This project serves the purpose of orchestrating a food delivery system - by integrating with such, we are able to make the food move from the order to the kitchen up to a drone delivery system! 🚁
The flow of the project is almost a simple finite state machine. The food can be thought of as having 3 main states (and some substates under those): order
, kitchen
and shipment
.
To keep track of the current order, we schedule a job that polls it every x seconds. On the result, for each order, we check the current status and whether or not it is ready to go to the next stage. Basically:
- When an order is new, we will create a kitchen order;
- When the kitchen order is set to packaged, we update the initial order and create a shipment order;
- When that shipment order points to either delivered or rejected, we update the initial order and be done with it.
As the food services kept no relations whatsoever, we use firestore to save the relations between an order and its kitchen and shipment orders.
There were a few assumptions for this example to be developed.
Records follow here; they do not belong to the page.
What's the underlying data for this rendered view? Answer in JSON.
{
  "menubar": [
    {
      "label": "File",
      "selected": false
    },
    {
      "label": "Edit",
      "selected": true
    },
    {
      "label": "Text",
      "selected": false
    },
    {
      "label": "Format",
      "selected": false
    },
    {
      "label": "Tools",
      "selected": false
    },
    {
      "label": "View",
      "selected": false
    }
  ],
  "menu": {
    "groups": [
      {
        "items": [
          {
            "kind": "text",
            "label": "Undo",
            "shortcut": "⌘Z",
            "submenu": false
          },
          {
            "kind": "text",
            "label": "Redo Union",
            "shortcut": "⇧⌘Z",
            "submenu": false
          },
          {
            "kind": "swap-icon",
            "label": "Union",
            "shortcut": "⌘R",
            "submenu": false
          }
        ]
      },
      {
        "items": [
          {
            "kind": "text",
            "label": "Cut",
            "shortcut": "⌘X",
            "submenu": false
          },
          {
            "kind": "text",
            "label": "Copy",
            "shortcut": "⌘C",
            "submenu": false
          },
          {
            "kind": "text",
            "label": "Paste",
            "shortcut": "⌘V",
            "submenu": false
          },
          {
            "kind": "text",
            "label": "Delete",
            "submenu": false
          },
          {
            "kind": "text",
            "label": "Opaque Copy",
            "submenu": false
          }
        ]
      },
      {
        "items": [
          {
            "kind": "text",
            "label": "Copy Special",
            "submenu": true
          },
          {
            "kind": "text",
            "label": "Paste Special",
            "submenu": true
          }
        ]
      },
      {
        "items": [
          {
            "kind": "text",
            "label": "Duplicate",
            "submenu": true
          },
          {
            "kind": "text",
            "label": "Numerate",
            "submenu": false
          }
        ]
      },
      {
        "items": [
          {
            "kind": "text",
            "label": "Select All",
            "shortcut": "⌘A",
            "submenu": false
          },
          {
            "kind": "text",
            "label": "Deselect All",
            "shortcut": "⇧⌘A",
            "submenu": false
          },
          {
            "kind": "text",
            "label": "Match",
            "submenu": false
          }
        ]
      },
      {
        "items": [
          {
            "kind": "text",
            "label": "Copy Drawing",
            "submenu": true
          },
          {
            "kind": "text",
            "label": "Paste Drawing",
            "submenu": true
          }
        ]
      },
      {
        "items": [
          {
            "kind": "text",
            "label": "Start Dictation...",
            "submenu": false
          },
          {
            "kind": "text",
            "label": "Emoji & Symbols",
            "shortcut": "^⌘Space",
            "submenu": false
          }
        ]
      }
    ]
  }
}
There's a small limbo when an order goes from one service to another. For instance, whenever we send a package from the kitchen to the delivery service, it's neither just packaged nor in flight already. For the sake of brevity, we assume that the NEW
state in delivery will set the initial order to IN_FLIGHT
.
Another assumption is that the food service kept no relation between the services. Therefore, we had to store those in another firestore collection.
The mocks
folder contain the necessary gRPC mocks used for testing. The database
package contains operations regarding firestore. The processors
is the most important folder, containing an orchestrator that distributes the work between the kitchen, order and shipment.
First, clone the project and go to the folder. This project was made using go mod, so just check if you have at least go 11. Before we run the service, let's generate a localhost certificate to use for the communication between the food service and this scheduler.
openssl req -x509 -nodes -new -sha256 -days 1024 -newkey rsa:2048 -keyout localhost.key -out localhost.pem -subj "/C=US/CN=localhost"
openssl x509 -outform pem -in localhost.pem -out localhost.crt
Now you should have your localhost.crt
and locahost.key
. Let us now build, get firebase up & export its connection and run the program:
go build
gcloud beta emulators firestore start --host-port=0.0.0.0 &
export FIRESTORE_EMULATOR_HOST=0.0.0.0:8080
./diet-scheduler -certificate=../localhost.crt -server=localhost:9000 -interval 45
Note: for better logs, run the firestore emulator in another terminal.
The flags should be self-explanatory, and that is an extensive list of them. If in doubt, just run ./diet-scheduler -help
.
You can start the food program before or after starting this one, no issues with that.
The tests were made using suites as we needed some work to get the mocks setup. Most of those tests are in the package processors_test
. In order to run them:
cd processors_test
gcloud beta emulators firestore start --host-port=0.0.0.0 &
export FIRESTORE_EMULATOR_HOST=0.0.0.0:8080
go test
Note: for better logs, run the firestore emulator in another terminal.
You do not need the food service running as we mock it; however, you should need firestore up and running. We perform a cleanup after every round of tests. The author could not find a properly good way to mock firestore.